La historia de Robert y Clara Schumann contiene episodios realmente novelescos que recomiendo a todos mis lectores investiguen, pues es la prueba de que en ocasiones (casi siempre, diría yo) la realidad supera a cualquier ficción histórica.

Esta entrada fue publicada en Música y etiquetada , , , , , , , , , , . Guarda el enlace permanente.

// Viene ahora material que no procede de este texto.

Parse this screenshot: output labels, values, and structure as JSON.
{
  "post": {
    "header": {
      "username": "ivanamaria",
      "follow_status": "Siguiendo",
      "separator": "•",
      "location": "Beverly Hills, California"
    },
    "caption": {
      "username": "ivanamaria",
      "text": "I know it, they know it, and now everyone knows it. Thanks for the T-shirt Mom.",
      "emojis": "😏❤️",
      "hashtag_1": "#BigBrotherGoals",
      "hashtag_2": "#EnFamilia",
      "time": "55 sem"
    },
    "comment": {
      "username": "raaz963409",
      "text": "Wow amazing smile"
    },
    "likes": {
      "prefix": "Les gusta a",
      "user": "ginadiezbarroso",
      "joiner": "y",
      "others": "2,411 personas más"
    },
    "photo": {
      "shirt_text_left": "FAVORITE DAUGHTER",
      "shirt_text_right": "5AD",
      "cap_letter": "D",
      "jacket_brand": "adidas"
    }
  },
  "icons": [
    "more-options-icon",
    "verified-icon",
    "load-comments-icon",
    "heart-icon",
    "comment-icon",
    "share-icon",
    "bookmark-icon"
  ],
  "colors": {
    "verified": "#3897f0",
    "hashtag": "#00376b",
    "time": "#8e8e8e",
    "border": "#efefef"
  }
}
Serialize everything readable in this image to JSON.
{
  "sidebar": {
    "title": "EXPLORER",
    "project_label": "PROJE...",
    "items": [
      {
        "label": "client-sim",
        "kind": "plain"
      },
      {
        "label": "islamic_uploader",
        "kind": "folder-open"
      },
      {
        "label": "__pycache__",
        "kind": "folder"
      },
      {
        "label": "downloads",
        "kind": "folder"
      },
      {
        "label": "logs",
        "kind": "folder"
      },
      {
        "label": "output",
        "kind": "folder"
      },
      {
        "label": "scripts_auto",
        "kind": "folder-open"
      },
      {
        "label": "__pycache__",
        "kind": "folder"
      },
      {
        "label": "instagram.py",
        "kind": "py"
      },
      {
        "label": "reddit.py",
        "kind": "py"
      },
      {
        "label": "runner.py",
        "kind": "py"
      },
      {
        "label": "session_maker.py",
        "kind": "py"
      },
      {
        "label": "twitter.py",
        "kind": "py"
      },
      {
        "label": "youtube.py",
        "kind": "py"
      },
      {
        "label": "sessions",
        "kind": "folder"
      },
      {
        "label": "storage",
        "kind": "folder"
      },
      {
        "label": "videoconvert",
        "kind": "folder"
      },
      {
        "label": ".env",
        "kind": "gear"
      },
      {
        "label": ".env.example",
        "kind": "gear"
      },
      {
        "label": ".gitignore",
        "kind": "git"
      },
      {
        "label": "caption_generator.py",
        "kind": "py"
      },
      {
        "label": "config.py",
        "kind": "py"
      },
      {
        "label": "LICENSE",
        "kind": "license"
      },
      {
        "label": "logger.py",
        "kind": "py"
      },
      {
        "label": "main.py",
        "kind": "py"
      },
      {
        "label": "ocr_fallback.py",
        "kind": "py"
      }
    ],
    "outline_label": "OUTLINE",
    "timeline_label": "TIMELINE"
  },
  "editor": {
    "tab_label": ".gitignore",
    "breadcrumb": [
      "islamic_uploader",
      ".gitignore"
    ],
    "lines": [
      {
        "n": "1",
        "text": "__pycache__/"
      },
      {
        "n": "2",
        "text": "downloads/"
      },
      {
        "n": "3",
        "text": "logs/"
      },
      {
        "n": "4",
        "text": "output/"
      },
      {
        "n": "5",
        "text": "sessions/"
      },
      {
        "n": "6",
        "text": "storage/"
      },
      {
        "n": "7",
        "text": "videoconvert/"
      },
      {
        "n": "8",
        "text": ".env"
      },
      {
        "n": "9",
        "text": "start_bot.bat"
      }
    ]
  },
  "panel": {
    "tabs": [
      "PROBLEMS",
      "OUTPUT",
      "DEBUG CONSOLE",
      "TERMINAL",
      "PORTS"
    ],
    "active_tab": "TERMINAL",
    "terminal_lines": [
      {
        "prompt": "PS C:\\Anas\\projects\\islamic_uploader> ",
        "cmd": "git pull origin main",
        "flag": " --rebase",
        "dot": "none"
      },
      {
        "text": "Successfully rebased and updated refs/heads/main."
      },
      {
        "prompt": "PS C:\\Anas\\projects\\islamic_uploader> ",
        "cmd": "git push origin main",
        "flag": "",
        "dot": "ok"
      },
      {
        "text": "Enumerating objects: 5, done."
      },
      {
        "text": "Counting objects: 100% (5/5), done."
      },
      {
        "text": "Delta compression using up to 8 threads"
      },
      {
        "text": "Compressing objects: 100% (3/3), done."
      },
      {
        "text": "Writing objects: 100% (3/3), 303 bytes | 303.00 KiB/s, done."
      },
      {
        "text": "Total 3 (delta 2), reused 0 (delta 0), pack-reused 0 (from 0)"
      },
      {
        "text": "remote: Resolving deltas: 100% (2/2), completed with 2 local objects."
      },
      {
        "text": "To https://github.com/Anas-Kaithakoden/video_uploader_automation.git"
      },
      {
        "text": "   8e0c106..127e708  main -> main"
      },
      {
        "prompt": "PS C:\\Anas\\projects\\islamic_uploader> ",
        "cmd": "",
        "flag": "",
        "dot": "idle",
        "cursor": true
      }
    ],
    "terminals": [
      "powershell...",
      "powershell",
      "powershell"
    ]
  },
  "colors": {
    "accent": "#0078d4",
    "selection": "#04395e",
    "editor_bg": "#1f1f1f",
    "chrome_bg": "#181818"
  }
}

6 respuestas a Dedicatoria

  1. Tras mucho buscar, he decidido incluir como ilustración esta toma directa del recital ofrecido en 2009 en Viena (en lo que me parece que es la sala Brahms de la Musikverein, nada menos) por la soprano Marija Vidovic, una de las jóvenes estrellas de la escuela de canto que mantiene en Stuttgart el gran tenor mejicano Francisco Araiza. Me convenció, más que la excelente calidad de sonido de la grabación, la a mi juicio gran interpretación de la soprano croata, de una remarcable expresividad y un magnífico legato. La acompaña al piano Ingo Dannhorn, joya destacada a su vez de la siempre pujante escuela pianística del conservatorio de Munich.
    Si sigo publicando posts sobre mis lieder favoritos (ya llevo dos), será difícil que encuentre en la red versiones de los mismos que me gusten tanto como ésta de Widmung.

  2. pfp dijo:

    dime Perea, ¿pudieron finalmente casarse?

    saludos afectuosos

    pilar

  3. Bienvenida por aquí, Pilar, y mis disculpas porque, en efecto, en mi relato faltaría ese epílogo que tú me pides. [Procedo a añadir el epílogo (24JUN2011)]

  4. Adrian Vogel dijo:

    ¡Qué gran historia! No recuerdo ninguna peli al respecto. Tendría más éxito que Titanic, Gone with the wind, etc.

  5. pfp dijo:

    gracias Perea, ha sido una bonita historia.